Cancer remains the leading cause of disease-related death in childhood. One contributing factor is the presence of cancer-associated genes – known as oncogenes –that can exist far from chromosomes inside tumour cell nuclei. These genes often reside on ring-shaped DNA structures.
These ring-shaped DNA structures – called circular extra-chromosomal DNA elements (ecDNA) – are fragments of DNA that have broken off from normal chromosomes and been reassembled incorrectly by DNA repair mechanisms. This process results in floating circles of DNA within cancer cells.
“We have shown that these ecDNAs are much more abundant in solid paediatric tumours than we previously thought,” said Dr Lukas Chavez, an associate professor in the Cancer Genome and Epigenetics Program at Sanford Burnham Prebys. “And we have also shown that they are associated with very poor outcomes.”
Linking ecDNA to neuroblastoma relapse
In findings published in Cancer Discovery, an international research team looked into why a common paediatric cancer – neuroblastoma – can initially respond well to chemotherapy but later relapse – sometimes even years later.
Cancer cells with numerous copies of the MYCN oncogene on ecDNA grow quickly but are more susceptible to chemotherapy. In contrast, cells with fewer copies of the oncogene on ecDNA can slip into a dormant, zombie-like state called senescence. These cells stop dividing but remain alive, unaffected by chemotherapy. Over time –sometimes a year or two later – they can reactivate, fuelling cancer recurrence.
Targeting “zombie” cancer cells
The researchers found that combining standard chemotherapy with another treatment designed to target senescent cancer cells significantly improved results in mouse models of neuroblastoma.
Ashley Hui, a graduate student in the Chavez lab, demonstrated that this same phenomenon – low levels of ecDNA carrying MYCN leading to zombie-like cells – also occurs in medulloblastoma – the most common malignant brain tumour in children.
Toward lasting cures
The discovery of ecDNA’s role in driving relapse – and the potential to eliminate dormant “zombie” cells – could allow for more durable treatments for childhood cancers. By combining genetic discoveries with targeted therapies, researchers are moving closer to preventing recurrence and improving survival rates.
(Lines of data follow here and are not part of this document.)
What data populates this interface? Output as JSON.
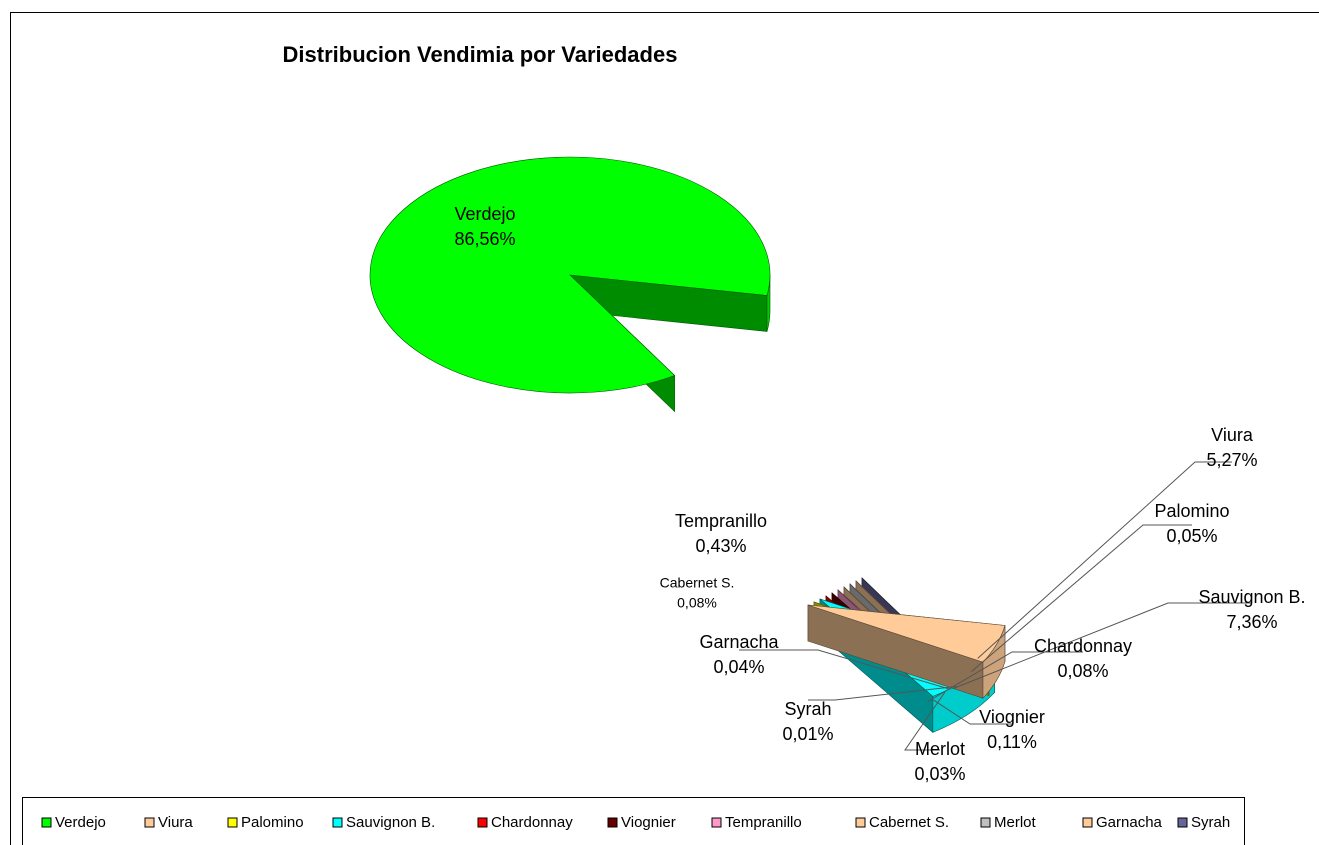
{
  "chart_data": {
    "type": "pie3d",
    "title": "Distribucion Vendimia por Variedades",
    "categories": [
      "Verdejo",
      "Viura",
      "Palomino",
      "Sauvignon B.",
      "Chardonnay",
      "Viognier",
      "Tempranillo",
      "Cabernet S.",
      "Merlot",
      "Garnacha",
      "Syrah"
    ],
    "values": [
      86.56,
      5.27,
      0.05,
      7.36,
      0.08,
      0.11,
      0.43,
      0.08,
      0.03,
      0.04,
      0.01
    ],
    "value_labels": [
      "86,56%",
      "5,27%",
      "0,05%",
      "7,36%",
      "0,08%",
      "0,11%",
      "0,43%",
      "0,08%",
      "0,03%",
      "0,04%",
      "0,01%"
    ],
    "colors": [
      "#00ff00",
      "#ffcc99",
      "#ffff00",
      "#00ffff",
      "#ff0000",
      "#660000",
      "#ff99cc",
      "#ffcc99",
      "#c0c0c0",
      "#ffcc99",
      "#666699"
    ],
    "legend": "bottom"
  }
}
“By integrating genomic analyses of tumour DNA with hypothesis-driven functional experiments and high-throughput drug screening, we aim to discover new drugs and drug combinations that halt tumour growth by eliminating these oncogenic DNA circles,” said Chavez.
“Ultimately, our goal is to translate these scientific advances into more effective therapies and lasting cures for children with brain cancer.”